Robinson was re-signed by the Browns to a one-year contract on February 25, 2019. In 2019, he remained the starting left tackle for the Browns, starting 15 games, missing the Browns Week 13 game against the Pittsburgh Steelers with a concussion. In Week 1 of the 2019 season against the Tennessee Titans, Robinson was ejected from the game after he kicked Titans' safety Kenny Vaccaro in the head. He was fined $10,527 for the incident. He recorded a recovered fumble in the Browns Week 5 loss to the San Francisco 49ers and was part of the offensive line that blocked for Nick Chubb as he finished second in the league in rushing yards. The Browns finished with a 6–10 record.

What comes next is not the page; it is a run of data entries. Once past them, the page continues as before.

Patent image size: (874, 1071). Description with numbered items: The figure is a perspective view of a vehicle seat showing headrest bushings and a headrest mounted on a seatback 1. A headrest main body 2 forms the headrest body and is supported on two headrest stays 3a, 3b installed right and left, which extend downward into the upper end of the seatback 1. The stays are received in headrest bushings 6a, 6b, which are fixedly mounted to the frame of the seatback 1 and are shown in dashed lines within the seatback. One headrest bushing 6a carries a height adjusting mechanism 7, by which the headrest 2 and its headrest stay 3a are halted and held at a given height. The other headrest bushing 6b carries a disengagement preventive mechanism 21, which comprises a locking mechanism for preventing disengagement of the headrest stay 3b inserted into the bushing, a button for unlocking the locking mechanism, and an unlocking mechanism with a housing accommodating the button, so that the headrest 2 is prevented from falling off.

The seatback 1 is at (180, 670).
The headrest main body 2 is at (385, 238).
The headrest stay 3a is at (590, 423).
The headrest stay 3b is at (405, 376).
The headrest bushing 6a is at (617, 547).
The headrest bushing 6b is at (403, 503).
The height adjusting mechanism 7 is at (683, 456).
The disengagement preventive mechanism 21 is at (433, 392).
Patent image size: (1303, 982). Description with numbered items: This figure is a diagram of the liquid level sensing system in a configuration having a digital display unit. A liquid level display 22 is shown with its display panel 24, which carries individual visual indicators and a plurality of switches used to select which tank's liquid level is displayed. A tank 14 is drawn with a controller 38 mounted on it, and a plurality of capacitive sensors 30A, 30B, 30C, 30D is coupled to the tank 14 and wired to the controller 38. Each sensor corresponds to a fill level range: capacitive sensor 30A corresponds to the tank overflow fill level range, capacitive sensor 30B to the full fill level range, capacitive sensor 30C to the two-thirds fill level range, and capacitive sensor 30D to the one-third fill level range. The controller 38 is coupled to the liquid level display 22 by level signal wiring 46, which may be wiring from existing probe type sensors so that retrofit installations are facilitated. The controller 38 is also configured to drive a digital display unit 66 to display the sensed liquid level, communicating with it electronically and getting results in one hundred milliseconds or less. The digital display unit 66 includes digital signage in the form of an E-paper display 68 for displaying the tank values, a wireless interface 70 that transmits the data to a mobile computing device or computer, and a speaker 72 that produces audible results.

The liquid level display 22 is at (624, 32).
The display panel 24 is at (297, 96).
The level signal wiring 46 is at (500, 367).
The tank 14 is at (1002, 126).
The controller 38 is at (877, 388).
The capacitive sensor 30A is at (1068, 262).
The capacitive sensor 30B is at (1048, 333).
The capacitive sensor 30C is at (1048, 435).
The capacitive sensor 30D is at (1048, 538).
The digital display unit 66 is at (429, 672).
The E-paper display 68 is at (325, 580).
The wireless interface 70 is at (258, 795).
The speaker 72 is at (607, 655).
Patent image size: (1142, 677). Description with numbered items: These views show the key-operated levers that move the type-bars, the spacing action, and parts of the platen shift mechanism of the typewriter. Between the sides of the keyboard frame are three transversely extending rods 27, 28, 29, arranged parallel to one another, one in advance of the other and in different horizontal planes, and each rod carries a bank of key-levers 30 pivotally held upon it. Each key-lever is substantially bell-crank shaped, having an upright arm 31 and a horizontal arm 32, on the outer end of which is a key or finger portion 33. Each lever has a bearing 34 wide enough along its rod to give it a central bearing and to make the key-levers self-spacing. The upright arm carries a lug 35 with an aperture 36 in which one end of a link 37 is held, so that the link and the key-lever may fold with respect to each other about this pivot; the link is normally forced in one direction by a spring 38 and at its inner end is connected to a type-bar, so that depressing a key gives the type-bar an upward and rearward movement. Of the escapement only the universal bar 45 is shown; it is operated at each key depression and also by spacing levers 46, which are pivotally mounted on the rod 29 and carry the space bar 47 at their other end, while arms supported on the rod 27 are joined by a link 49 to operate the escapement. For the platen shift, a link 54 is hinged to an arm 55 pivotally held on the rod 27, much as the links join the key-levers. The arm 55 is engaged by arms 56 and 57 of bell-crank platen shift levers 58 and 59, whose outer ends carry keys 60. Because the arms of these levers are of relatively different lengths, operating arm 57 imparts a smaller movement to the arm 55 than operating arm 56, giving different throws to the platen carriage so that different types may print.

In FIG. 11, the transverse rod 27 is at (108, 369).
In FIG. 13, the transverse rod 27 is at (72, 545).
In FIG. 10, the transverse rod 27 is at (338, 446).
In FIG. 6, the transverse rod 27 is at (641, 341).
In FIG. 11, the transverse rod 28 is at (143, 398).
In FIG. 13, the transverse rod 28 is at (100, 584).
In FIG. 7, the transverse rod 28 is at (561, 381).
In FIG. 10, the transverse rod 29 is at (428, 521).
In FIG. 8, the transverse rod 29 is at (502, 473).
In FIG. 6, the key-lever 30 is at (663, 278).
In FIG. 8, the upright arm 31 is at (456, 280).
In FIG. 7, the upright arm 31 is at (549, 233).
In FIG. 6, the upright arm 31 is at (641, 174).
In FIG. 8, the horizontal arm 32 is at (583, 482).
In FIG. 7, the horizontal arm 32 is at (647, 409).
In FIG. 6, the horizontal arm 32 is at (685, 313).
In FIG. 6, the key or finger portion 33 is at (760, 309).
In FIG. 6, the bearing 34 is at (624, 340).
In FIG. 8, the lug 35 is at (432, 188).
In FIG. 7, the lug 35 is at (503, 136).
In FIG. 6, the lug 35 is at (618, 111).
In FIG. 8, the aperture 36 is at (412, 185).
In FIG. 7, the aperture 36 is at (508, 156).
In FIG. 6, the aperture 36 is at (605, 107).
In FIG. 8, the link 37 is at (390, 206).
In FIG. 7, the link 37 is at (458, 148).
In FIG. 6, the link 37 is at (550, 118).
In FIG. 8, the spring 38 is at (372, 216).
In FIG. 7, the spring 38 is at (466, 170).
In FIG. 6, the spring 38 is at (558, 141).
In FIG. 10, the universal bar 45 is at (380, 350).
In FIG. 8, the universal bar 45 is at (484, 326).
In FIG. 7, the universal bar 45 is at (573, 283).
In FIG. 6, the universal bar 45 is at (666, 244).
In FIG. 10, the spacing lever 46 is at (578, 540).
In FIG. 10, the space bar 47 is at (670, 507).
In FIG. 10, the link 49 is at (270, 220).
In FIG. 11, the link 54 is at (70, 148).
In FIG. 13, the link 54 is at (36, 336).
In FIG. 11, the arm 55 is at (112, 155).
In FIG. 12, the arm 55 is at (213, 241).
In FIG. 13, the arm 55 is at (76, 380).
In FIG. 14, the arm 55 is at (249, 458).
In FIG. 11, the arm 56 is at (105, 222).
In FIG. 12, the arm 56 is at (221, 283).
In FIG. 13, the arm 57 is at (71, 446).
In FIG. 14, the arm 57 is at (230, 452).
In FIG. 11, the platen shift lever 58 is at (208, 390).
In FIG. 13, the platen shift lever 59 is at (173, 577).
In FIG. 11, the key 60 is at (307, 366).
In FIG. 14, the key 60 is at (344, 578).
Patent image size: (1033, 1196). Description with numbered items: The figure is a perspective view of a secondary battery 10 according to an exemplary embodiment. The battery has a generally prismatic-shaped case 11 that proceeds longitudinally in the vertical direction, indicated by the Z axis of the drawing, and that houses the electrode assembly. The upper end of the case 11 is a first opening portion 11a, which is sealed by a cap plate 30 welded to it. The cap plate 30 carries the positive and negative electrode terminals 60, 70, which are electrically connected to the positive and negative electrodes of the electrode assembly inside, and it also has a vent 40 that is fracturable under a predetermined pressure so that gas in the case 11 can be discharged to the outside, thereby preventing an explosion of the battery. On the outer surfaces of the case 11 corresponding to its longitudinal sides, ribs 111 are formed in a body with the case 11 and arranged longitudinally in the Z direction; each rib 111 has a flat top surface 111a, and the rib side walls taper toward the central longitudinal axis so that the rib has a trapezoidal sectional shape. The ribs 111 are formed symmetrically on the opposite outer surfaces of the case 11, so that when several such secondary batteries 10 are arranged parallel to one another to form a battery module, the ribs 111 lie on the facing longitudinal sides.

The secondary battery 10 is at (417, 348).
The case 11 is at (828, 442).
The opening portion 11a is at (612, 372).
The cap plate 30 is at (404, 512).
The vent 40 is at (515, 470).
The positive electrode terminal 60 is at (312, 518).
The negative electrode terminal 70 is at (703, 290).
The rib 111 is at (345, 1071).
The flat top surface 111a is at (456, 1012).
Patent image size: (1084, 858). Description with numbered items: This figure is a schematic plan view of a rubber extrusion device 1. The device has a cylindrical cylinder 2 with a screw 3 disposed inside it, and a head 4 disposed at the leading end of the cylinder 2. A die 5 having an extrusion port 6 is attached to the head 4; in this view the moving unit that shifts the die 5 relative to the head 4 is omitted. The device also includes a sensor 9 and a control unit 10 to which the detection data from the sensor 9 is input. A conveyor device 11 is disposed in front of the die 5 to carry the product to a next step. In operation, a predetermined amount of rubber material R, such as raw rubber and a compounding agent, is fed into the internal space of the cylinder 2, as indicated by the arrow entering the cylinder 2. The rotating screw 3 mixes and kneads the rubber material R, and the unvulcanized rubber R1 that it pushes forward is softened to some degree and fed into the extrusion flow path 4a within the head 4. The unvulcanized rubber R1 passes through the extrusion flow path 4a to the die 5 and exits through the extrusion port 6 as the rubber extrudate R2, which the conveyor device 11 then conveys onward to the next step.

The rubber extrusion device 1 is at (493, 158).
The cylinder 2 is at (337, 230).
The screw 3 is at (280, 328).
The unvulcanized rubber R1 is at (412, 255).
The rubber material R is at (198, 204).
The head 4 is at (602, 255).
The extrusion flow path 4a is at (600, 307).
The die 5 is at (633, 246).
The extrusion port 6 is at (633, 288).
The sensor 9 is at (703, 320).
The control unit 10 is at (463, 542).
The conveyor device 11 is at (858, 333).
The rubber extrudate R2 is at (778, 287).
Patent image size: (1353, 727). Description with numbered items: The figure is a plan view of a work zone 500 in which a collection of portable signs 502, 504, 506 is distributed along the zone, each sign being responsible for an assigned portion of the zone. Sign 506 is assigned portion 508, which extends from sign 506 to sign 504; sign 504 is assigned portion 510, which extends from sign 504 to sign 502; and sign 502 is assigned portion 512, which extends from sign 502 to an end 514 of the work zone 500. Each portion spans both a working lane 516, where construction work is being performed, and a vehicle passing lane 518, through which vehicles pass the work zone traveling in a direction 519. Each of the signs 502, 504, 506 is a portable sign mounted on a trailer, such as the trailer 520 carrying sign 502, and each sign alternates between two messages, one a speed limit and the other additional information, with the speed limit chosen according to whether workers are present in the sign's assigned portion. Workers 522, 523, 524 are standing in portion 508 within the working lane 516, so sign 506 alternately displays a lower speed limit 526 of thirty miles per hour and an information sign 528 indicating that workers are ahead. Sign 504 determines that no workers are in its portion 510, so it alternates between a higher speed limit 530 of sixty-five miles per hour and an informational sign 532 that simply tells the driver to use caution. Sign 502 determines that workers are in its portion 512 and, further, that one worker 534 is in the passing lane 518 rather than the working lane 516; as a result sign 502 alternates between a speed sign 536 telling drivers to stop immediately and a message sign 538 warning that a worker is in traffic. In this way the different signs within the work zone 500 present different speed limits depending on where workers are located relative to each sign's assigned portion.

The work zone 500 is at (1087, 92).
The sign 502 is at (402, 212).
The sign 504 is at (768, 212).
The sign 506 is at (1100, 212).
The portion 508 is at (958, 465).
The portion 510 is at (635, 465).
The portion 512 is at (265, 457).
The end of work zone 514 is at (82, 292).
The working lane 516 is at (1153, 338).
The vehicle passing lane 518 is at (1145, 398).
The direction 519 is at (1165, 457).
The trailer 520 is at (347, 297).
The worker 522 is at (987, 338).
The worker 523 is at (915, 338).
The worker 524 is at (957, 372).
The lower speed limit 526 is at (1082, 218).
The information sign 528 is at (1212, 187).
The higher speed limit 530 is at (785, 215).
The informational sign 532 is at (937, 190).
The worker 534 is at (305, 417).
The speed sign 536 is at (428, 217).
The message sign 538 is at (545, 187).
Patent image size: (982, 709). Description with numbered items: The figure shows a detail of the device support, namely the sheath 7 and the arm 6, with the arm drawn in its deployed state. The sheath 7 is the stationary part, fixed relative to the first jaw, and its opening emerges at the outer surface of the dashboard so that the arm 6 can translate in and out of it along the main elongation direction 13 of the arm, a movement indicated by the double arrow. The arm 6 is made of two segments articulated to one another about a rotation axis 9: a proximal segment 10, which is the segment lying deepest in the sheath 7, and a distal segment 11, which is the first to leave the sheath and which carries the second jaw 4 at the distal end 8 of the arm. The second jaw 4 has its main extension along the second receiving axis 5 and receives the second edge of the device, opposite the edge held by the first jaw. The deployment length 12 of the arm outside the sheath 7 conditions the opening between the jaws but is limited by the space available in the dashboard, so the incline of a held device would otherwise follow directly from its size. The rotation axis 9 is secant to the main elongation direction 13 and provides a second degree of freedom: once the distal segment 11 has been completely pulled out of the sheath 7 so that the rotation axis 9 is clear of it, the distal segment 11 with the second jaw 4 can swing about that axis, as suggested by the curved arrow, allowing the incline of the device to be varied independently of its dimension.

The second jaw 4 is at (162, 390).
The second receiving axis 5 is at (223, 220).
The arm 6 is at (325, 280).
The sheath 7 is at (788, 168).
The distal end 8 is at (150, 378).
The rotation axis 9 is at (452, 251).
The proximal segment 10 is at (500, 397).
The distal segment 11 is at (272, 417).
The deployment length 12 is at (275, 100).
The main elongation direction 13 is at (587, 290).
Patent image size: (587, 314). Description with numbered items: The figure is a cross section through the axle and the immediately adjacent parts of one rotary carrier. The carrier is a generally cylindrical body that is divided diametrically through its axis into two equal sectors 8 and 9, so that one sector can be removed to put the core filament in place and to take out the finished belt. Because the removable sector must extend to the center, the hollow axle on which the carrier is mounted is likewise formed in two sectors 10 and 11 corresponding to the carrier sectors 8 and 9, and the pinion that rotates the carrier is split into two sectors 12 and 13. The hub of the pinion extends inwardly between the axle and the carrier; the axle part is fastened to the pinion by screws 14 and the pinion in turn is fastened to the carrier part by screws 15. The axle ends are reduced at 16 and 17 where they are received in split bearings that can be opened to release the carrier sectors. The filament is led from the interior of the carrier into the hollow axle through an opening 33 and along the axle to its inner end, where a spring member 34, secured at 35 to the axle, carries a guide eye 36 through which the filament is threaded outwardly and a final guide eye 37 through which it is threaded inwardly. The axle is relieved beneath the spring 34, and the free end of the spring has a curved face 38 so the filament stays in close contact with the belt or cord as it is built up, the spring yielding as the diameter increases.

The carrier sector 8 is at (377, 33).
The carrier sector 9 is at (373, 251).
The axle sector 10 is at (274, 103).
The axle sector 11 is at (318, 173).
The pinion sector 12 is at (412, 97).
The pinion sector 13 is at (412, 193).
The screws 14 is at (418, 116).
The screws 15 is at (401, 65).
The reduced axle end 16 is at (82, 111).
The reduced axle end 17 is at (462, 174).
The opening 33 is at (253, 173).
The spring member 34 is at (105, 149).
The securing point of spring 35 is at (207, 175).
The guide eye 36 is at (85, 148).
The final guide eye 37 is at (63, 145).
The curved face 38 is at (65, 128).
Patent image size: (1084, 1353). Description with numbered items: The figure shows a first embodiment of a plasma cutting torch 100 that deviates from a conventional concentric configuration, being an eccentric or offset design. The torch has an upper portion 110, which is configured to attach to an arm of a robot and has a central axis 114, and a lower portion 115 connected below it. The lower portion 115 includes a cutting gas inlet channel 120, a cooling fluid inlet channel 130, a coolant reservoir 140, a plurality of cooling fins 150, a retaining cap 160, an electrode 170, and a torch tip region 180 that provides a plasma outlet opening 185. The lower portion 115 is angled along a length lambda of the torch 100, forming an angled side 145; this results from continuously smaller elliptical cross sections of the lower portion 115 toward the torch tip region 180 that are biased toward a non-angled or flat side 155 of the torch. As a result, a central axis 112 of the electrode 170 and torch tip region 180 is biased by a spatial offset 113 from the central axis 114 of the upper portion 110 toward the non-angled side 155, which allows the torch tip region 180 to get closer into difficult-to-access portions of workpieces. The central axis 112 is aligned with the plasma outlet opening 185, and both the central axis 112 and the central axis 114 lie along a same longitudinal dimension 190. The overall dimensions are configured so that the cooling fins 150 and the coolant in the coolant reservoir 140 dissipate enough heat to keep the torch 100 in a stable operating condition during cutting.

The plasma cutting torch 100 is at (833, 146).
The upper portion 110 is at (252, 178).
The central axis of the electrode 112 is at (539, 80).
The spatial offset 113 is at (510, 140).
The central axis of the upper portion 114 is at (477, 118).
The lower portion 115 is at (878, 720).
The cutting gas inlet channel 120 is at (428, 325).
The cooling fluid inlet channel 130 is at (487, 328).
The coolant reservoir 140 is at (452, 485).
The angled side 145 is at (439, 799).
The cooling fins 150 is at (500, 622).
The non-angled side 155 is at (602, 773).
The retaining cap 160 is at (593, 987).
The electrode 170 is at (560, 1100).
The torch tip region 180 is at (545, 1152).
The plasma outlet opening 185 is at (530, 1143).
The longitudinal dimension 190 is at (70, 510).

Robinson became an unrestricted free agent following the 2019 season.

==Legal troubles==
On February 18, 2020, Robinson was jailed in El Paso County, Texas for possession of 156.9 pounds of marijuana. Robinson – who was also with 26-year-old ex-NFL player Quan Bray – was stopped around 7:15 PM on Monday evening after a Border Patrol drug-sniffing dog alerted to the rear cargo door of their 2020 Chevrolet Tahoe. According to the docs, Robinson and Bray were not reentering the country from Mexico – rather they were trying to get from Los Angeles to Louisiana and hit the checkpoint on the way. There was a third person in the SUV, an Uber driver who was not charged. During the stop, Robinson and Bray allegedly tried to get that person to take the fall for the weed. Robinson and Bray faced up to 20 years in prison, if convicted. He was ultimately sentenced to 5 years probation. On February 9, 2022, Robinson was arrested again with possession of $120,000 worth of illegal drugs in Louisiana. On March 20, 2026, Robinson was federally charged in connection with a contraband smuggling ring operating within the federal tier of the Lafourche Parish Correctional Complex, where he was incarcerated.